L'AFG, la FFA et le Medef ont publié des recommandations destinées aux entreprises des secteurs de l’énergie et des transports.

panneaux photovoltaïques au Maroc.
La part du renouvelable dans les revenus et les dépenses en faveur de la transition bas carbone, notamment, devront figurer dans le reporting.
(© UE CE Mohammed Kamal)

Les grands industriels et investisseurs français discutaient ensemble depuis un an de la meilleure manière d’intégrer les enjeux climatiques dans la politique et le reporting des entreprises. Leur dialogue a accouché cette semaine d’un cadre de reporting partagé, présenté lundi lors d’une réunion au Medef, et endossé également par la Fédération française de l’assurance et l’Association française de gestion financière (AFG).
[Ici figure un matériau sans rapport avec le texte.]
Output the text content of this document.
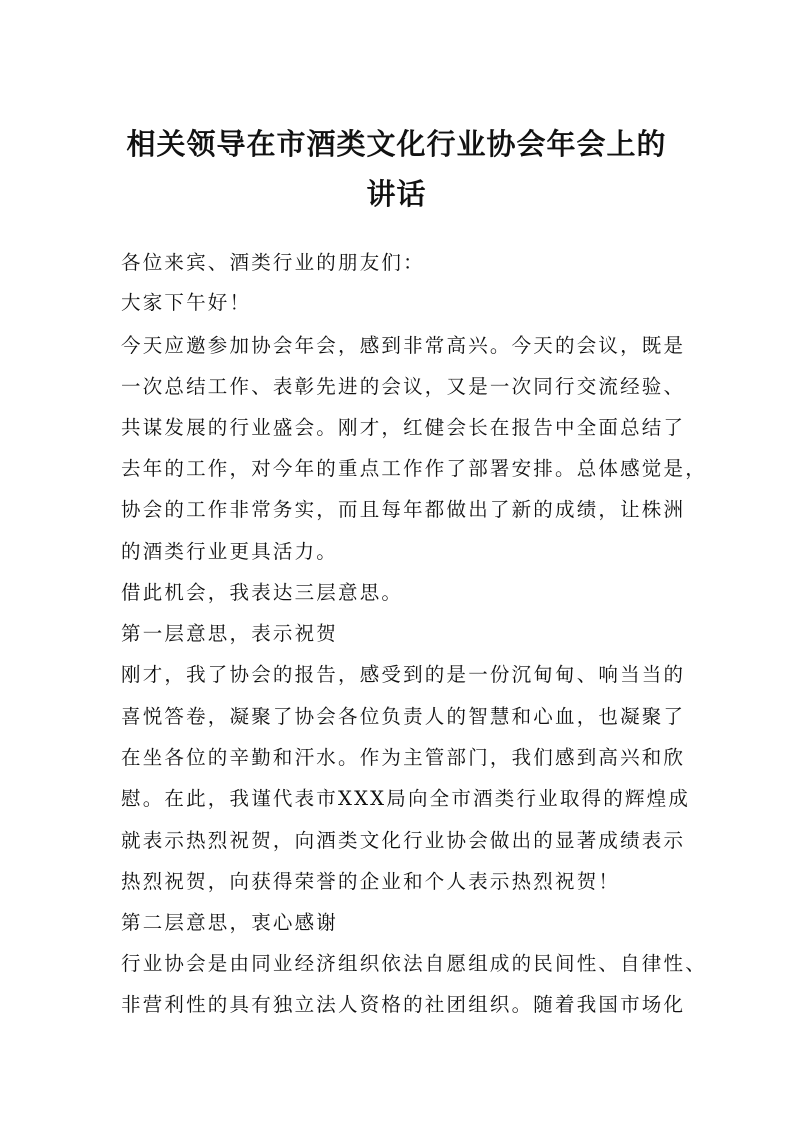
相关领导在市酒类文化行业协会年会上的
讲话
各位来宾、酒类行业的朋友们：
大家下午好！
今天应邀参加协会年会，感到非常高兴。今天的会议，既是
一次总结工作、表彰先进的会议，又是一次同行交流经验、
共谋发展的行业盛会。刚才，红健会长在报告中全面总结了
去年的工作，对今年的重点工作作了部署安排。总体感觉是，
协会的工作非常务实，而且每年都做出了新的成绩，让株洲
的酒类行业更具活力。
借此机会，我表达三层意思。
第一层意思，表示祝贺
刚才，我了协会的报告，感受到的是一份沉甸甸、响当当的
喜悦答卷，凝聚了协会各位负责人的智慧和心血，也凝聚了
在坐各位的辛勤和汗水。作为主管部门，我们感到高兴和欣
慰。在此，我谨代表市XXX局向全市酒类行业取得的辉煌成
就表示热烈祝贺，向酒类文化行业协会做出的显著成绩表示
热烈祝贺，向获得荣誉的企业和个人表示热烈祝贺！
第二层意思，衷心感谢
行业协会是由同业经济组织依法自愿组成的民间性、自律性、
非营利性的具有独立法人资格的社团组织。随着我国市场化
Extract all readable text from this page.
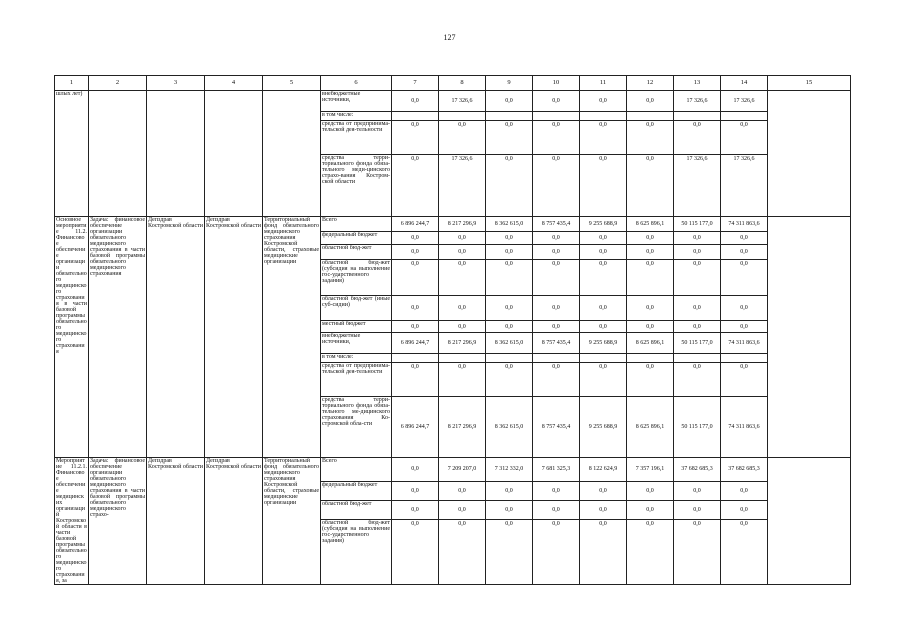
127
1	2	3	4	5	6	7	8	9	10	11	12	13	14	15
шлых лет)					внебюджетные источники,	0,0	17 326,6	0,0	0,0	0,0	0,0	17 326,6	17 326,6	
					в том числе:									
					средства от предпринима-тельской дея-тельности	0,0	0,0	0,0	0,0	0,0	0,0	0,0	0,0	
					средства терри-ториального фонда обяза-тельного меди-цинского страхо-вания Костром-ской области	0,0	17 326,6	0,0	0,0	0,0	0,0	17 326,6	17 326,6	
Основное мероприятие 11.2. Финансовое обеспечение организации обязательного медицинского страхования в части базовой программы обязательного медицинского страхования	Задача: финансовое обеспечение организации обязательного медицинского страхования в части базовой программы обязательного медицинского страхования	Депздрав Костромской области	Депздрав Костромской области	Территориальный фонд обязательного медицинского страхования Костромской области, страховые медицинские организации	Всего	6 896 244,7	8 217 296,9	8 362 615,0	8 757 435,4	9 255 688,9	8 625 896,1	50 115 177,0	74 311 863,6	
					федеральный бюджет	0,0	0,0	0,0	0,0	0,0	0,0	0,0	0,0	
					областной бюд-жет	0,0	0,0	0,0	0,0	0,0	0,0	0,0	0,0	
					областной бюд-жет (субсидия на выполнение гос-ударственного задания)	0,0	0,0	0,0	0,0	0,0	0,0	0,0	0,0	
					областной бюд-жет (иные суб-сидии)	0,0	0,0	0,0	0,0	0,0	0,0	0,0	0,0	
					местный бюджет	0,0	0,0	0,0	0,0	0,0	0,0	0,0	0,0	
					внебюджетные источники,	6 896 244,7	8 217 296,9	8 362 615,0	8 757 435,4	9 255 688,9	8 625 896,1	50 115 177,0	74 311 863,6	
					в том числе:									
					средства от предпринима-тельской дея-тельности	0,0	0,0	0,0	0,0	0,0	0,0	0,0	0,0	
					средства терри-ториального фонда обяза-тельного ме-дицинского страхования Ко-стромской обла-сти	6 896 244,7	8 217 296,9	8 362 615,0	8 757 435,4	9 255 688,9	8 625 896,1	50 115 177,0	74 311 863,6	
Мероприятие 11.2.1. Финансовое обеспечение медицинских организаций Костромской области в части базовой программы обязательного медицинского страхования, за	Задача: финансовое обеспечение организации обязательного медицинского страхования в части базовой программы обязательного медицинского страхо-	Депздрав Костромской области	Депздрав Костромской области	Территориальный фонд обязательного медицинского страхования Костромской области, страховые медицинские организации	Всего	0,0	7 209 207,0	7 312 332,0	7 681 325,3	8 122 624,9	7 357 196,1	37 682 685,3	37 682 685,3	
					федеральный бюджет	0,0	0,0	0,0	0,0	0,0	0,0	0,0	0,0	
					областной бюд-жет	0,0	0,0	0,0	0,0	0,0	0,0	0,0	0,0	
					областной бюд-жет (субсидия на выполнение гос-ударственного задания)	0,0	0,0	0,0	0,0	0,0	0,0	0,0	0,0	
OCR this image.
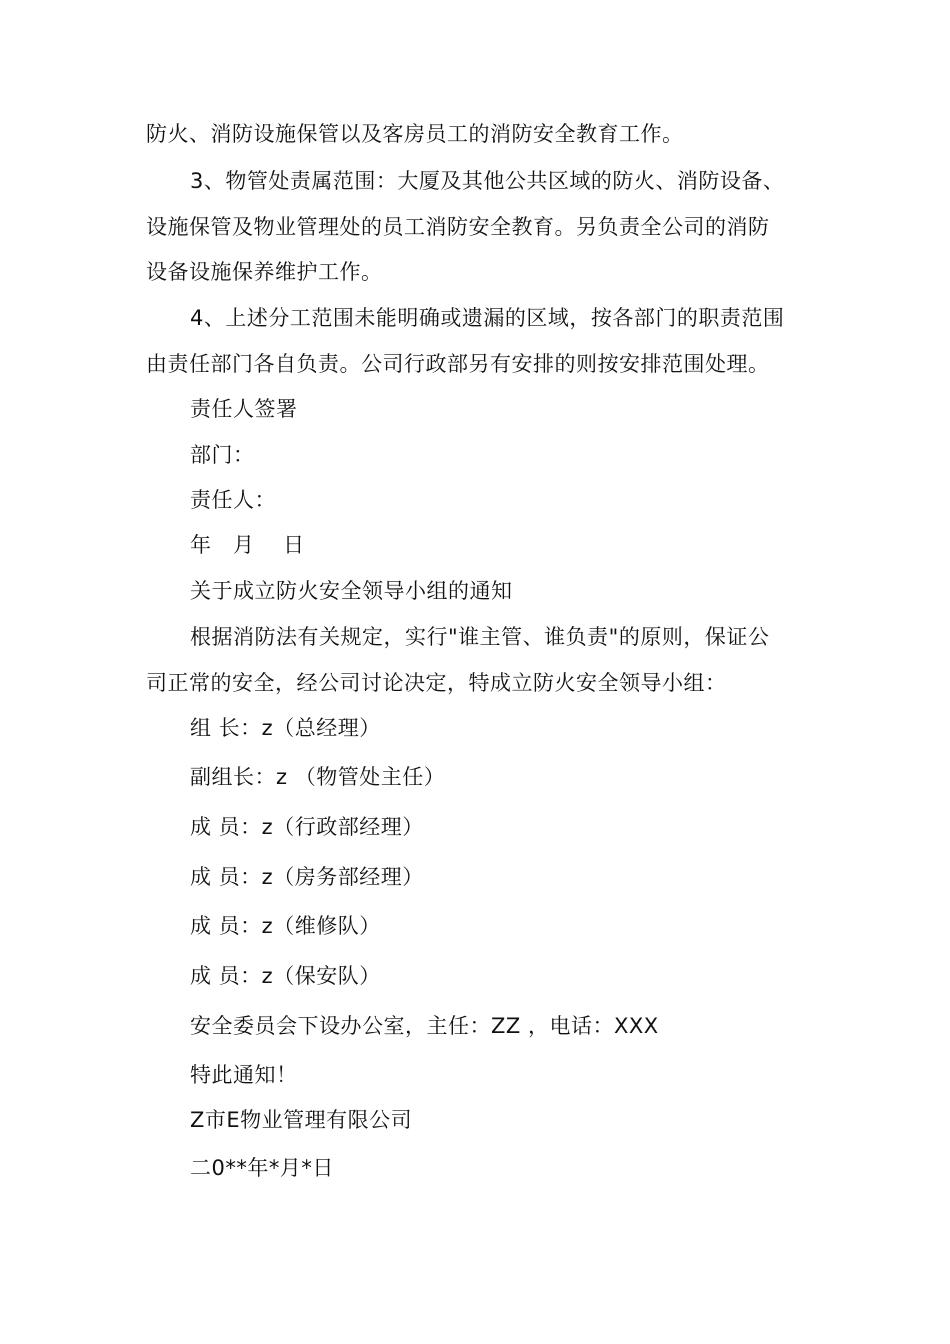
防火、消防设施保管以及客房员工的消防安全教育工作。
3、物管处责属范围：大厦及其他公共区域的防火、消防设备、
设施保管及物业管理处的员工消防安全教育。另负责全公司的消防
设备设施保养维护工作。
4、上述分工范围未能明确或遗漏的区域，按各部门的职责范围
由责任部门各自负责。公司行政部另有安排的则按安排范围处理。
责任人签署
部门：
责任人：
年　月　 日
关于成立防火安全领导小组的通知
根据消防法有关规定，实行"谁主管、谁负责"的原则，保证公
司正常的安全，经公司讨论决定，特成立防火安全领导小组：
组 长：z（总经理）
副组长：z （物管处主任）
成 员：z（行政部经理）
成 员：z（房务部经理）
成 员：z（维修队）
成 员：z（保安队）
安全委员会下设办公室，主任：ZZ ，电话：XXX
特此通知！
Z市E物业管理有限公司
二0**年*月*日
La démarche s’inscrit dans la droite ligne des travaux de la TCFD, la task-force internationale qui a été mise en place à l'initiative du Conseil de Stabilité Financière du G20. Ces experts avaient publié fin 2016 puis en 2017 des recommandations de reporting destinées aux entreprises et aux investisseurs afin d’améliorer la transparence sur les risques financiers liés au changement climatique. L’initiative conjointe de l’AFG, de la FFA et du Medef fait aussi écho aux avancées françaises en la matière, comme l’article 173 sur la loi de transition énergétique, qui impose aux investisseurs institutionnels une transparence dans ce domaine.

L’application du cadre de reporting est volontaire. Le document, de six pages, dresse la liste des informations jugées prioritaires pour les entreprises des secteurs de l’énergie et des transports. Il couvre la gouvernance, la stratégie (risques et opportunités liés au climat, compatibilité avec un réchauffement de 2°C…), la gestion des risques et les indicateurs clés de performance, comme les émissions de CO2, la part du renouvelable dans les revenus et les dépenses réalisées en faveur de la transition bas carbone. Des indicateurs spécifiques sont «suggérés» par secteur d’activité : existence d’un prix interne du carbone ou répartition des réserves selon le type d’émissions, pour les énergéticiens ; émissions moyennes de gaz à effet de serre par les véhicules produits ou utilisés, répartition des véhicules vendus par catégorie, pour les constructeurs automobiles et les transporteurs.

«Ces recommandations sont récentes et ambitieuses. Cela suppose donc un temps d’adaptation pour les acteurs, afin de développer des méthodologies robustes et de les mettre en œuvre», précise le cadre de reporting. «L’objectif n’est donc pas, dans un premier temps, d’appliquer dans leur intégralité ces recommandations mais d'en extraire les informations essentielles attendues pour fixer un cadre opérationnel de reporting climat», poursuivent ses promoteurs.